Overall that rate of cutting isn't bad, but way below what the old guy across the street from me said he accomplished in the CCC. In the process though I've gotten to the point where I can actually buck and split 2 rounds a day without hurting myself. This means that given a week at ~3 hours a day I might be able to cut 1/4 of a cord. That's okay, but not going to cut it if you live in Maine. I'd say that people just used to work really hard, but somehow they used to pull this off while feeding their families and without hurting themselves. So, I'm sure that I'm still missing something that could make me hugely more efficient. So what could that be?
- One major issue is that I'm cutting a dead log. Cutting deadwood is MUCH harder than cutting green-wood. Each stroke of my saw is pulling off a few fibers, where each stroke of a good bucking saw on green-wood pulls out long beautiful strips of wood. I'm pretty sure this is the largest factor.
- Another problem is almost certainly that I'm still learning to sharpen my saw. I know that I under-sharpened it because I was nervous and didn't want to wreck it. Next time around I hope it comes out a bit better. For dead oak I think I need slightly more aggressive fleem angles so it digs in more, and for sure I need to make sure there are no flat spots. Undoubtedly learning how to properly microbevel this tooth pattern would also help.
- I grew up splitting and wood, and learned to fell fairly young. I did some bucking as a kid, but working entirely with very dull saws that I didn't know how to sharpen. I think overall my bucking skills still have some way to go to catch up with my splitting, for example.
- I'm cutting a pretty big tree, and using a single-man saw. 2 man saws are significantly more efficient especially on larger trees.

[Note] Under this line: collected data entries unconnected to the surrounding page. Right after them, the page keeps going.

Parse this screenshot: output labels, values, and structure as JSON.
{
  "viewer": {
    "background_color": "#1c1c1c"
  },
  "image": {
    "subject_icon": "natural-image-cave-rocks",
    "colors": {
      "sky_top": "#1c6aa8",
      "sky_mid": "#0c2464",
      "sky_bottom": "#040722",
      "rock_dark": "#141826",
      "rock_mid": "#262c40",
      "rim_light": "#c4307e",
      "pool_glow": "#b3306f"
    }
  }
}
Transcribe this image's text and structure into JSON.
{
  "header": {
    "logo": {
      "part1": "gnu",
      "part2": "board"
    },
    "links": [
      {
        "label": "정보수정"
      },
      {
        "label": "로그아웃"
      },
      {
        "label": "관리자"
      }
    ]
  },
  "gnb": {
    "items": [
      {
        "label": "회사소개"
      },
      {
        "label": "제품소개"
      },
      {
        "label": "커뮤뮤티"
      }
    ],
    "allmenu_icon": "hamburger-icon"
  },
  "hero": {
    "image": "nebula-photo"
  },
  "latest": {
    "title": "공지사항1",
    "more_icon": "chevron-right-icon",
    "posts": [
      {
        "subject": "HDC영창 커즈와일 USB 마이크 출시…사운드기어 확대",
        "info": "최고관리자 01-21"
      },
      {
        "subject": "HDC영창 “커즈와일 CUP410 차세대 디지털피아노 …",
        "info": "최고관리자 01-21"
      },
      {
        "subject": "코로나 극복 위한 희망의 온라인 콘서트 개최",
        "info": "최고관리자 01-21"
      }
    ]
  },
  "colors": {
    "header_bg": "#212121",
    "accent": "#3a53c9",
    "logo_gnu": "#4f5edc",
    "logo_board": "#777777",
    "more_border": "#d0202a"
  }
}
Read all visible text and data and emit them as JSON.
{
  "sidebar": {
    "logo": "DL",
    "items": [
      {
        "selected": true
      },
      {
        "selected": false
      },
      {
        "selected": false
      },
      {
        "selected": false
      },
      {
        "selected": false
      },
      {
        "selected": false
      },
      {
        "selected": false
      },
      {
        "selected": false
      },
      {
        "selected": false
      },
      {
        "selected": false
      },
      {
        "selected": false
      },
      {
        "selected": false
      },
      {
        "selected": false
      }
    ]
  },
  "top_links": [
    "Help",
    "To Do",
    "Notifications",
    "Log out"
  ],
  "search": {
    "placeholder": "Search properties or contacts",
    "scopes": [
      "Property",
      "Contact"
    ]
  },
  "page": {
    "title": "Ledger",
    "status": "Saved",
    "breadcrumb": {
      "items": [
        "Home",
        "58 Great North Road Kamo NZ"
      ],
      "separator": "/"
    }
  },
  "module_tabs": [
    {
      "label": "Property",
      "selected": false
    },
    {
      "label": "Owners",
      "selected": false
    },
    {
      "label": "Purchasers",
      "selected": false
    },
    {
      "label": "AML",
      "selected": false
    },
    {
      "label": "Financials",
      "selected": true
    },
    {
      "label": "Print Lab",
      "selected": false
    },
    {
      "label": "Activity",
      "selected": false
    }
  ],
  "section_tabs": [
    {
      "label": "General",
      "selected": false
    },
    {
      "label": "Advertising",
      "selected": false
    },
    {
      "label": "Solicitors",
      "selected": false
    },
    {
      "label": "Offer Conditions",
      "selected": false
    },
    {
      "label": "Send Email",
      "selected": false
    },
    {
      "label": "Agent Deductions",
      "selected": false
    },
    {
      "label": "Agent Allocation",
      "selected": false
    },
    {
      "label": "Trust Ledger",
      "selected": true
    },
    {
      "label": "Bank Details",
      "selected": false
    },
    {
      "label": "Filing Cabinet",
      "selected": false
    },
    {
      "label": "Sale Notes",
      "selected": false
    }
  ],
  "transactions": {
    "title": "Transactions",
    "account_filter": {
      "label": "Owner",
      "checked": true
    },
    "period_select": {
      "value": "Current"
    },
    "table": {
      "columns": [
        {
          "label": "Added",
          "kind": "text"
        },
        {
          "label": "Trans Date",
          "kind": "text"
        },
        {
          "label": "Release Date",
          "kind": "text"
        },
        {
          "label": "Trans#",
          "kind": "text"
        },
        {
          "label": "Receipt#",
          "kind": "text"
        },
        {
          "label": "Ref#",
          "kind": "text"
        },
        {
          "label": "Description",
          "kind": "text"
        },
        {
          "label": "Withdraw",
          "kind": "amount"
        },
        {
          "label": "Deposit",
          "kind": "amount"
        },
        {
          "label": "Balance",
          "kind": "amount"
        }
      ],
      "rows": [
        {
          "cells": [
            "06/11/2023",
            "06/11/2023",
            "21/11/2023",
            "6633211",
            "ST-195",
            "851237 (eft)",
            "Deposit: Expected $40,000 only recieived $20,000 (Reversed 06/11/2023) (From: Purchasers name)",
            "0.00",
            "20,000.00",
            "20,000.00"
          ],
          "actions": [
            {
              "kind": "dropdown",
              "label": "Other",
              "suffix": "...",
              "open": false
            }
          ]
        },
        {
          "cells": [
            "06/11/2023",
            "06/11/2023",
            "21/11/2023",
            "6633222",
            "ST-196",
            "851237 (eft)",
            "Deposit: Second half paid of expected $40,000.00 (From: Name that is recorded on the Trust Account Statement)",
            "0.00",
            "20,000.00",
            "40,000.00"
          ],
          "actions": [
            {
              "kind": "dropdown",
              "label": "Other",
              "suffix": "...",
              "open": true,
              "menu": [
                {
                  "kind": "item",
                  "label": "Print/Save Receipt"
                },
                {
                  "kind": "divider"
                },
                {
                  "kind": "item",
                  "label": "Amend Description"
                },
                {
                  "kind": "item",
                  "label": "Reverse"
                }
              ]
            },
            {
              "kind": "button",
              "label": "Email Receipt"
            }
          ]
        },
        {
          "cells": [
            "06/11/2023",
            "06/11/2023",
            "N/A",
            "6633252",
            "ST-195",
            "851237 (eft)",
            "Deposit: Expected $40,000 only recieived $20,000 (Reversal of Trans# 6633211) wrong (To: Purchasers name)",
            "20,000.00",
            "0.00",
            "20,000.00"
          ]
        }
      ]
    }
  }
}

I'm not going to quit cutting wood by hand. I want to keep getting better and someday be able to actually cut a full winter's wood. But, that said, the next time I really need to cut a large quantity of wood I may give in and use a chain saw. It feels really good to cut wood by hand, but it's hard to say that feels better than being able to cut all the wood you need by yourself.
The settlers dropped trees like this all the time, but there's a reason the crosscut saw had nicknames like the "misery whip". No-one likes crosscutting. It's hard hard work. American Indians simply wouldn't cut a tree like this, if they had to they'd burn through it. That's how much harder larger tree are to cut than smaller trees. Over about 6" across they just get really really difficult
Still... It's great to finally have that tree completely off the driveway and know that I did it all with tools available 200 or more years ago.